West Norwood blips

By KandCamera

Back in Saigon

At Bangkok airport I once again found myself unable to check in until I showed proof of a ticket out of the country to the airline. This time booking a $10 bus ticket was sufficient. Immigration, when I arrived in Saigon didn’t want to see any proof of onward journey and didn’t ask me any questions.

Seventeen years is a very long time in a city that develops as fast as this one. There’s a new airport terminal, there are international fast food and coffee chains next to the terminal, and (totally amazing) there’s a bus from the airport to the city centre. No longer are you surrounded and accosted by a dozen taxi drivers immediately you leave the terminal and have to haggle a price as your introduction to Vietnam. It’s still very busy outside the terminal but it’s not the total chaos that nearly had me turning round and going home the first time I arrived here!

I’m staying in the centre, not far from where I lived. I went for a walk around to check out the area. Everything is different. Many of the buildings are taller (when people have money, they add an extra storey or two to their house/business). The area was always the backpacker area but it’s expanded. Many more hotels, different and swankier cafes and restaurants, lots more bars. I’m 99% sure I saw the woman who I rented my room from and who brought me iced lime juice every day when I got back from work. I tried to talk to her but she doesn’t speak English and my Vietnamese is far too basic to explain anything.

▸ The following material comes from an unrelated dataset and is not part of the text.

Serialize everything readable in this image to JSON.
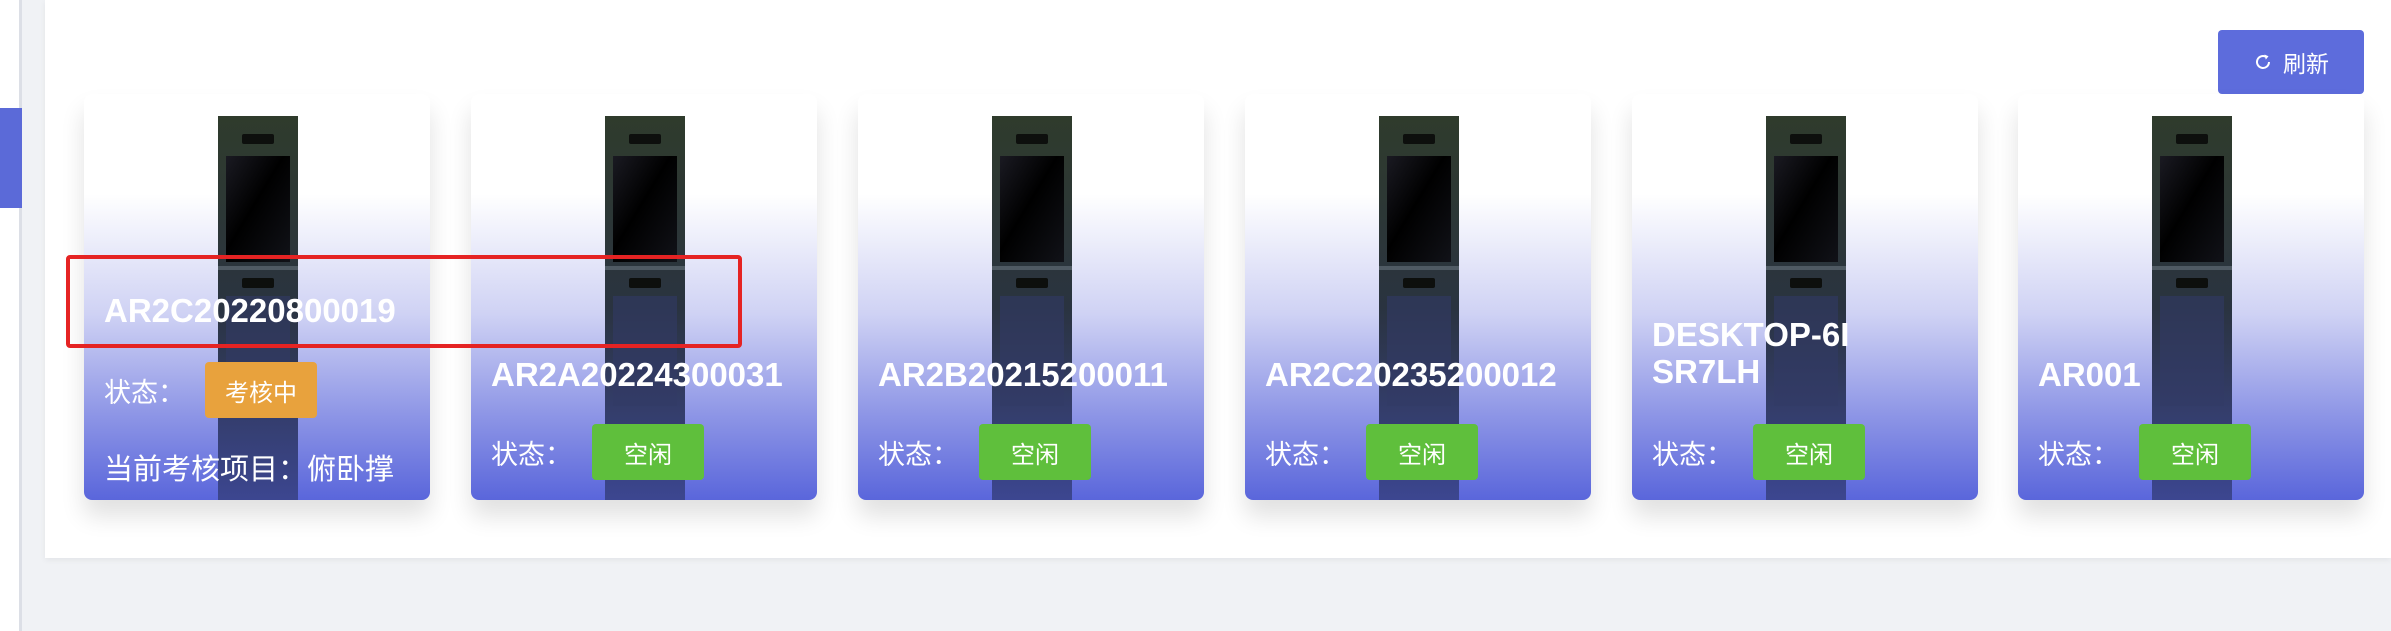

After finding a mobile phone shop where they told me the sim card I bought in December has expired because it hasn’t been used and buying a new one, I got a xe om (motorbike taxi) to the main part of the city centre. It’s also changed. Designer shops everywhere, one of the main streets is a construction site – they are building the first metro line (it’s desperately needed!). Some things haven’t changed: the Continental Hotel where Graham Green wrote ‘The Quiet American’ still looks exactly the same, as do the Opera House across the road and the People’s Committee building on the next block. But surrounding them all are skyscrapers that weren’t there before.


It was starting to get dark before I realised I’d been wandering around, gaping and noticing all the changes and I hadn’t taken any photos. I took a few in low light before going for a drink on the roof of one of the hotels next to the river. Then I walked to Pasteur street which is now the place where lots of restaurants are and I had a delicious meal in a packed restaurant. I then walked back to where I used to live and took some photos of what it looks like now. I lived down the alleyway between the Saigon Pho and Mon Hue cafes. Neither of which were there then. Mon Hue was a very different cafe – no glass front, neon lights or A/C. It was called ‘333’ and I met friends for drinks there a lot (we didn’t eat there as the food wasn’t good and they had a bad rat problem but the staff were lovely and it was a very friendly, social place). I don’t remember what was where Saigon Pho is now. It definitely wasn’t a cafe and it was half the width – quite a few places have had walls knocked down so they are the width of two original buildings.